I'm trying to generalise a result that holds for metric spaces. Let $(X,\tau)$ be a topological space and $f:X \to \mathbb{R}$. If $x_0 \in X$ is a limit point of $X$, define
$$\limsup_{x \to x_0} f(x) = \inf\left\{ \sup_{x \in U \setminus \{x_0\}} f(x)\mid U \in \tau, U \setminus \{x_0\} \neq \emptyset\right\}$$
For $f:X \to \mathbb{C}$, is the following statement true?
$$\lim_{x \to x_0} f(x) = c \iff \limsup_{x \to x_0} |f(x) - c| = 0$$
Here $\lim_{x \to x_0} f(x) = c$ is interpreted as for every net $\langle x_j \rangle_{j \in M} \to x, \langle f(x_j) \rangle_{j \in M} \to c$. I know that it is true for metric spaces, but can this be generalised for topological spaces?
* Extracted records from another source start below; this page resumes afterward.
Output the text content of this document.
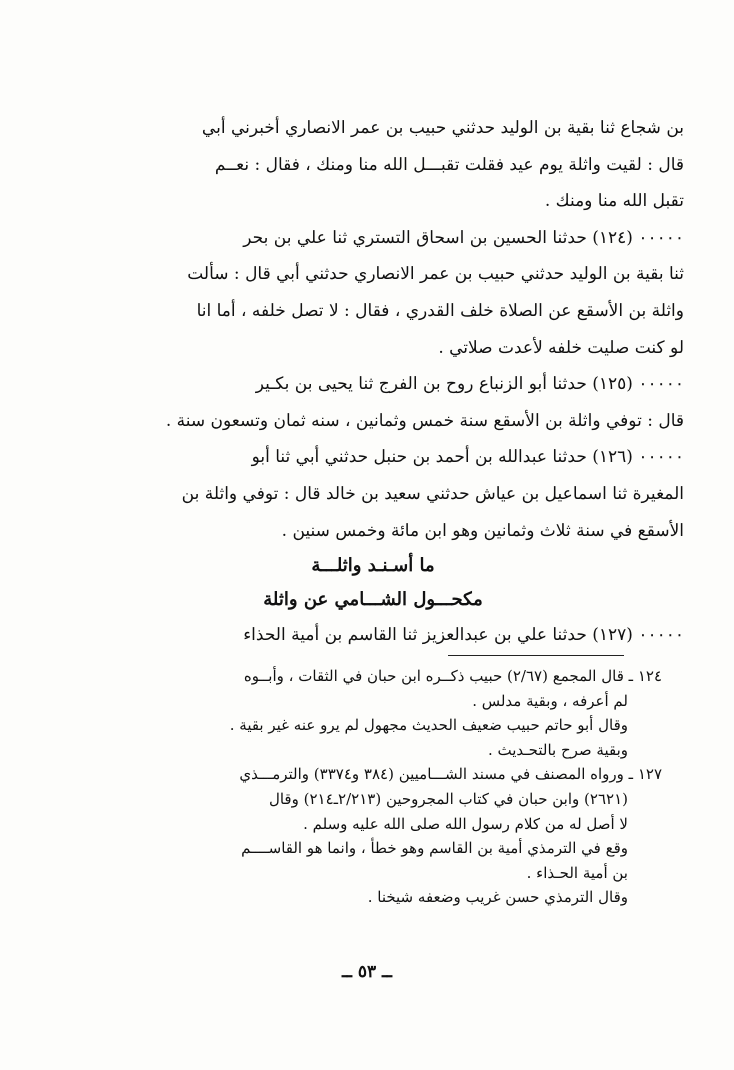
بن شجاع ثنا بقية بن الوليد حدثني حبيب بن عمر الانصاري أخبرني أبي
قال : لقيت واثلة يوم عيد فقلت تقبـــل الله منا ومنك ، فقال : نعــم
تقبل الله منا ومنك .
٠٠٠٠٠ (١٢٤) حدثنا الحسين بن اسحاق التستري ثنا علي بن بحر
ثنا بقية بن الوليد حدثني حبيب بن عمر الانصاري حدثني أبي قال : سألت
واثلة بن الأسقع عن الصلاة خلف القدري ، فقال : لا تصل خلفه ، أما انا
لو كنت صليت خلفه لأعدت صلاتي .
٠٠٠٠٠ (١٢٥) حدثنا أبو الزنباع روح بن الفرج ثنا يحيى بن بكـير
قال : توفي واثلة بن الأسقع سنة خمس وثمانين ، سنه ثمان وتسعون سنة .
٠٠٠٠٠ (١٢٦) حدثنا عبدالله بن أحمد بن حنبل حدثني أبي ثنا أبو
المغيرة ثنا اسماعيل بن عياش حدثني سعيد بن خالد قال : توفي واثلة بن
الأسقع في سنة ثلاث وثمانين وهو ابن مائة وخمس سنين .
ما أسـنـد واثلـــة
مكحـــول الشـــامي عن واثلة
٠٠٠٠٠ (١٢٧) حدثنا علي بن عبدالعزيز ثنا القاسم بن أمية الحذاء
١٢٤ ـ قال المجمع (٢/٦٧) حبيب ذكــره ابن حبان في الثقات ، وأبــوه
لم أعرفه ، وبقية مدلس .
وقال أبو حاتم حبيب ضعيف الحديث مجهول لم يرو عنه غير بقية .
وبقية صرح بالتحـديث .
١٢٧ ـ ورواه المصنف في مسند الشـــاميين (٣٨٤ و٣٣٧٤) والترمـــذي
(٢٦٢١) وابن حبان في كتاب المجروحين (٢/٢١٣ـ٢١٤) وقال
لا أصل له من كلام رسول الله صلى الله عليه وسلم .
وقع في الترمذي أمية بن القاسم وهو خطأ ، وانما هو القاســــم
بن أمية الحـذاء .
وقال الترمذي حسن غريب وضعفه شيخنا .
ــ ٥٣ ــ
I think $T_2$ condition is necessary on $(X,\tau)$.
Known facts that may help: $f:X \to Y$ is continuous at $x \in X$ iff for every net $\langle x_j \rangle_{j \in M}$ converging to $x$, $\langle f(x_j) \rangle_{j \in M}$ converges to $f(x)$.
Thinking that
$$\varepsilon(U) := \sup_{x \in U \setminus\{x_0\}} |f(x) - c| $$
is essentially the smallest possible $\epsilon$ in the $\epsilon$-$\delta$ definition, the proof seems straightforward:
If $\inf_U \varepsilon(U) = 0$, then for any $\epsilon > 0$, there exists a neighborhood $U$ such that $\varepsilon(U) < \epsilon$. This proves $f(x) \to c$ as $x \to x_0$.
If $f(x) \to c$ as $x \to x_0$, then for any $\epsilon > 0$ there exists a neighborhood $V$ such that $|f(x) - c| < \epsilon$ for $x \in V \setminus\{ x_0\}$. This gives $\inf_U \varepsilon(U) \leq \varepsilon(V) \leq \epsilon$ and the claim follows by letting $\epsilon \downarrow 0$.